Ariana developed a draft experimental design for the adult coral E5 repeat stressor experiment. Ariana conducted planning and sourcing materials for this project today.

Overall, this project will expose coral colonies to ambient (450-600 PAR) and reduced (100-200 PAR) light conditions. A draft design is included below. This experiment will run until December. Monthly, fragments will be sampled for molecular, metabolomic, and physiological metrics. In December, S. Matsuda and R. Cunning will measure thermal phenotypes using the CBASS system.

E5 project

The parent colony collection and maintenance is described in our daily entry notebook. Parent colonies were collected from the Mahana site on Moorea’s north shore (17°29’12.5”S 149°53’16.1”W) on 16 September 2022.

field site

We collected n=25 colonies (approx. 15-30cm in diameter) from large patches of Acropora pulchra from the Mahana field site between 1000-1200. We have a year-long project that has been tracking histology and physiology of colonies (Danielle’s project) at this site and therefore we have temperature and light data from this site as environmental context. The colonies collected are considered “wildtype” and were not taken from tagged colonies. Colonies were collected from different patches to obtain a genetically diverse sample.

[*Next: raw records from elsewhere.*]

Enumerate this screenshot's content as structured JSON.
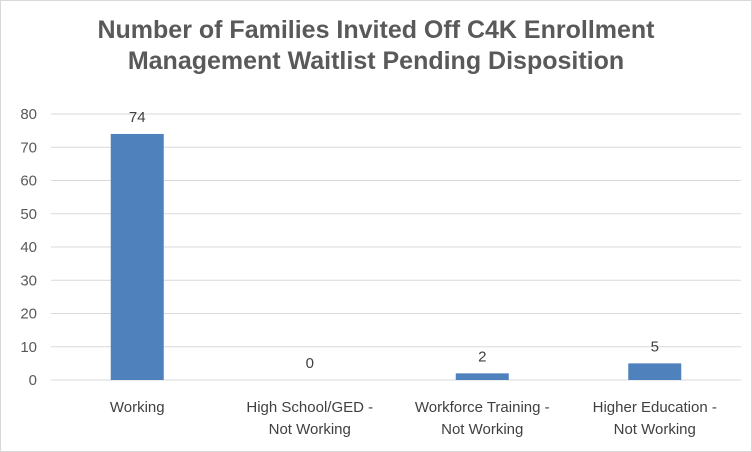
{
  "chart_data": {
    "type": "bar",
    "title": [
      "Number of Families Invited Off C4K Enrollment",
      "Management Waitlist Pending Disposition"
    ],
    "categories": [
      [
        "Working"
      ],
      [
        "High School/GED -",
        "Not Working"
      ],
      [
        "Workforce Training -",
        "Not Working"
      ],
      [
        "Higher Education -",
        "Not Working"
      ]
    ],
    "values": [
      74,
      0,
      2,
      5
    ],
    "data_labels": [
      "74",
      "0",
      "2",
      "5"
    ],
    "ylim": [
      0,
      80
    ],
    "yticks": [
      0,
      10,
      20,
      30,
      40,
      50,
      60,
      70,
      80
    ],
    "grid": true,
    "legend": "none",
    "bar_color": "#4f81bd",
    "grid_color": "#d9d9d9"
  }
}
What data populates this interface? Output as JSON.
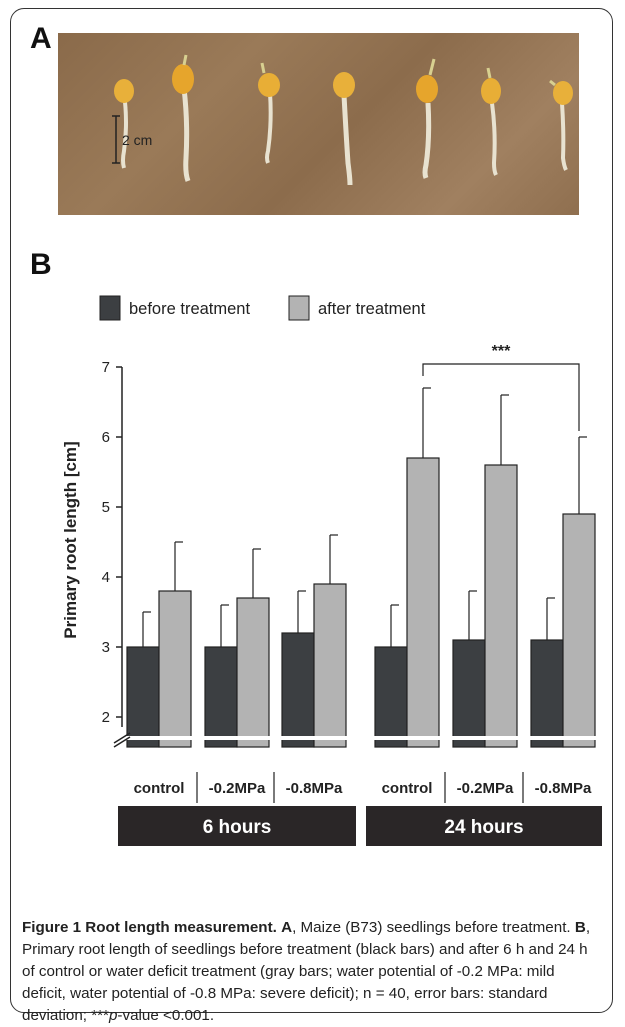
{
  "panel_a": {
    "label": "A",
    "scale_bar_label": "2 cm"
  },
  "panel_b": {
    "label": "B"
  },
  "chart_data": {
    "type": "bar",
    "ylabel": "Primary root length [cm]",
    "y_ticks": [
      2,
      3,
      4,
      5,
      6,
      7
    ],
    "ylim": [
      2,
      7
    ],
    "axis_break": true,
    "legend_placement": "top",
    "series": [
      {
        "name": "before treatment",
        "color": "#3c3f42",
        "values": [
          3.0,
          3.0,
          3.2,
          3.0,
          3.1,
          3.1
        ],
        "errors": [
          0.5,
          0.6,
          0.6,
          0.6,
          0.7,
          0.6
        ]
      },
      {
        "name": "after treatment",
        "color": "#b3b3b3",
        "values": [
          3.8,
          3.7,
          3.9,
          5.7,
          5.6,
          4.9
        ],
        "errors": [
          0.7,
          0.7,
          0.7,
          1.0,
          1.0,
          1.1
        ]
      }
    ],
    "categories": [
      "control",
      "-0.2MPa",
      "-0.8MPa",
      "control",
      "-0.2MPa",
      "-0.8MPa"
    ],
    "groups": [
      {
        "label": "6 hours",
        "categories": [
          0,
          1,
          2
        ]
      },
      {
        "label": "24 hours",
        "categories": [
          3,
          4,
          5
        ]
      }
    ],
    "significance": {
      "label": "***",
      "from_category": 3,
      "to_category": 5
    }
  },
  "caption": {
    "title": "Figure 1 Root length measurement.",
    "a_label": "A",
    "a_text": ", Maize (B73) seedlings before treatment. ",
    "b_label": "B",
    "b_text": ", Primary root length of seedlings before treatment (black bars) and after 6 h and 24 h of control or water deficit treatment (gray bars; water potential of -0.2 MPa: mild deficit, water potential of -0.8 MPa: severe deficit); n = 40, error bars: standard deviation; ***",
    "p_text": "p",
    "end_text": "-value <0.001."
  }
}
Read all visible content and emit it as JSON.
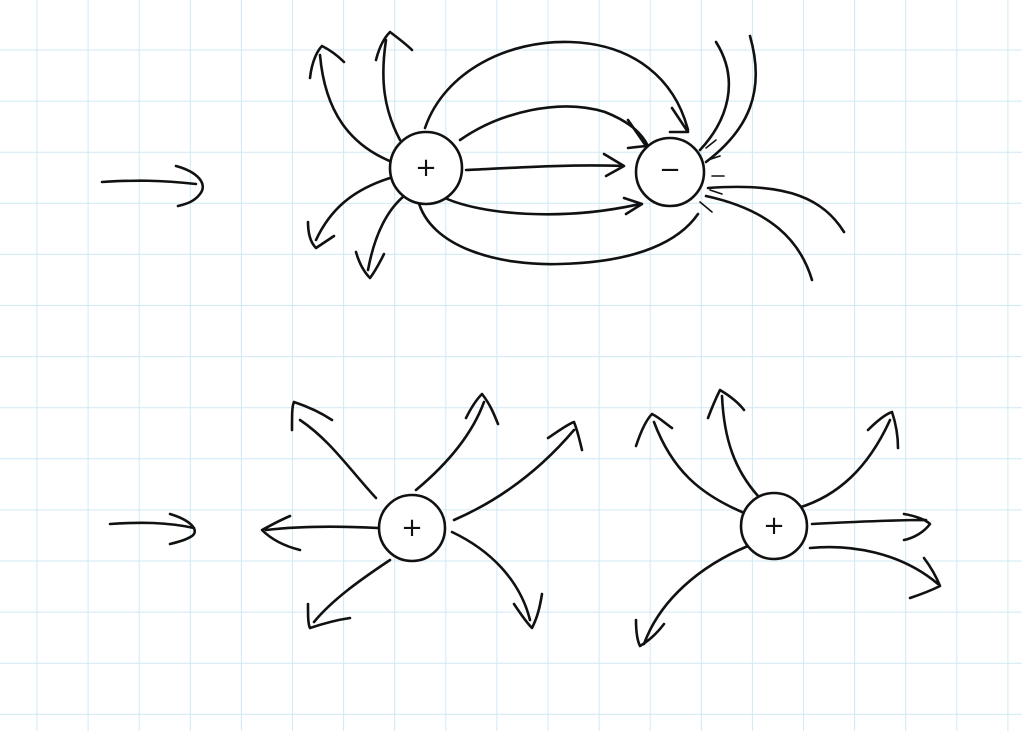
{
  "background": {
    "paper": "#ffffff",
    "grid": "#cfe9f5",
    "ink": "#111111"
  },
  "rows": [
    {
      "name": "dipole-row",
      "charges": [
        {
          "name": "positive-charge",
          "sign": "+"
        },
        {
          "name": "negative-charge",
          "sign": "−"
        }
      ]
    },
    {
      "name": "two-positive-row",
      "charges": [
        {
          "name": "positive-charge-left",
          "sign": "+"
        },
        {
          "name": "positive-charge-right",
          "sign": "+"
        }
      ]
    }
  ]
}
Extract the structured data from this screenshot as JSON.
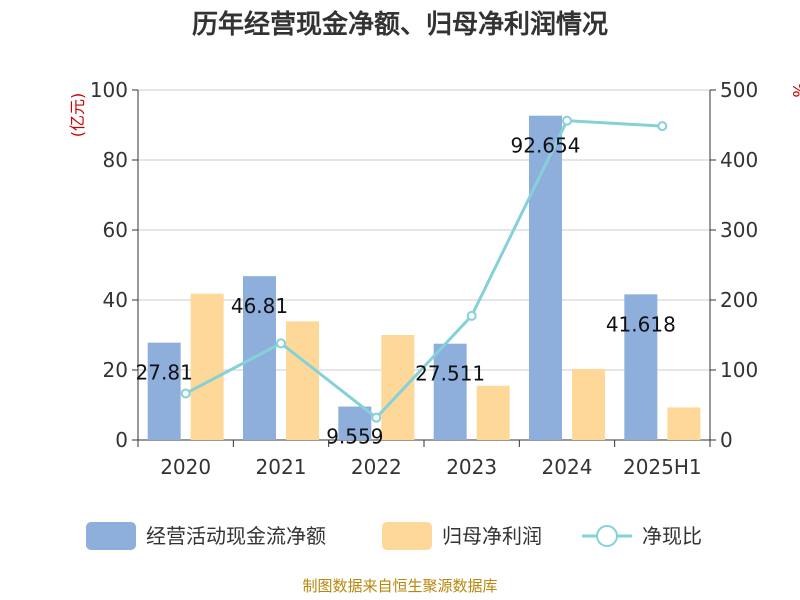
{
  "chart_data": {
    "type": "bar",
    "title": "历年经营现金净额、归母净利润情况",
    "categories": [
      "2020",
      "2021",
      "2022",
      "2023",
      "2024",
      "2025H1"
    ],
    "left_axis": {
      "unit_label": "(亿元)",
      "range": [
        0,
        100
      ],
      "ticks": [
        "0",
        "20",
        "40",
        "60",
        "80",
        "100"
      ]
    },
    "right_axis": {
      "unit_label": "%",
      "range": [
        0,
        500
      ],
      "ticks": [
        "0",
        "100",
        "200",
        "300",
        "400",
        "500"
      ]
    },
    "series": [
      {
        "name": "经营活动现金流净额",
        "type": "bar",
        "axis": "left",
        "color": "#8eaedb",
        "values": [
          27.81,
          46.81,
          9.559,
          27.511,
          92.654,
          41.618
        ],
        "labels": [
          "27.81",
          "46.81",
          "9.559",
          "27.511",
          "92.654",
          "41.618"
        ]
      },
      {
        "name": "归母净利润",
        "type": "bar",
        "axis": "left",
        "color": "#fdd899",
        "values": [
          41.8,
          33.9,
          30.0,
          15.5,
          20.3,
          9.3
        ]
      },
      {
        "name": "净现比",
        "type": "line",
        "axis": "right",
        "color": "#86d1d8",
        "values": [
          66.5,
          138.1,
          31.9,
          177.4,
          456.2,
          448.4
        ]
      }
    ],
    "grid": true,
    "legend_position": "bottom"
  },
  "source": "制图数据来自恒生聚源数据库"
}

Ariana and Danielle used a hammer and chisel to remove large fragments (15-30cm diameter) from these patches. Ariana Danielle and Pierrick transported them back to the boat where they were kept in coolers and buckets filled with seawater. Colonies were then transported back to Gump station at 1230 and placed in 2 flow through seawater tanks (n=12-13 colonies per tank). Tanks are equipped with 3 small recirculating pumps for water flow and had high water flow.

parents tank

These colonies were monitored for spawning in September but did not spawn.